Reading aloud is a great way for you to share story time with your child. It is also highly beneficial for your child to take part in reading aloud as well. Reading aloud is considered to be vital in language development and success in school.
Development of Early Language Skills
Reading aloud to your child and encouraging them to take part in the practice when they are ready provides the following early language benefits:
Stimulates cognitive skills as well as builds language skills—this is in part because reading aloud builds word-sound awareness skills.
Improves memory, increase curiosity, and increases motivation.
Creates a positive relationship with reading and books—the foundation for success in school.
Research shows that reading aloud can be therapeutic for children following a tragedy or during times of stress.

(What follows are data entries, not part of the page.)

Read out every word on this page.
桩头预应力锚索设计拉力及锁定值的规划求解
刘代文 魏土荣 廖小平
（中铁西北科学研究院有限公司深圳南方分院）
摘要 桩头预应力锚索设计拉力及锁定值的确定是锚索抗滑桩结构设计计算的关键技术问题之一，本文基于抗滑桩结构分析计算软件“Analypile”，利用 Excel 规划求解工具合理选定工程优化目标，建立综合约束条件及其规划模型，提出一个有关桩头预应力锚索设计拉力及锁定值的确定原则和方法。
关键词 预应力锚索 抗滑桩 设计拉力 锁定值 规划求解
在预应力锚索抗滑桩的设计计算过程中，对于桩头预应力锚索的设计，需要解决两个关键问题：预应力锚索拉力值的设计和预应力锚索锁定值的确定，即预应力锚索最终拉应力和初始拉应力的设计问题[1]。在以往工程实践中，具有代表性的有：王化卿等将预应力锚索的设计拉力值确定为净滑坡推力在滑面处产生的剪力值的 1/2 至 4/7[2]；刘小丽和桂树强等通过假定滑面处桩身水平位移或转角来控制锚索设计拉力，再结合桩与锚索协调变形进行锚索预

Infants whose parents talk (or read) aloud to them have shown to have had higher vocabularies by the age of 3 than children who were not read to or exposed to talking out loud.
Foundations For School Success
“What happens during the first months and years of life matters, a lot, not because this period of development provides an indelible blueprint for adult well-being, but because it sets either a sturdy or fragile stage for what follows.” J.S. Shonkoff & D. Phillips, Eds., From Neurons to Neighborhoods: The Science of Early Childhood Development (2000), Washington D.C.; National Research Council & The Institute of Medicine, National Academy Press.
Difficulty of reading often leads to grade disparities and ultimately, school failure. In turn, failure in school can lead to further issues—skipping school or dropping out, increased risk for juvenile delinquency and substance abuse. While this sounds like a scare tactic, reading to and aloud to a child at an early age exposes them to a larger vocabulary than one they may be routinely exposed to, improves their overall communication skills, and builds their language and understanding skills.
Reading aloud also teaches your child to listen—a key skill needed during school and in life. Being read to also stimulates the creative side of the brain as well as other cognitive skills such as memory and comprehension.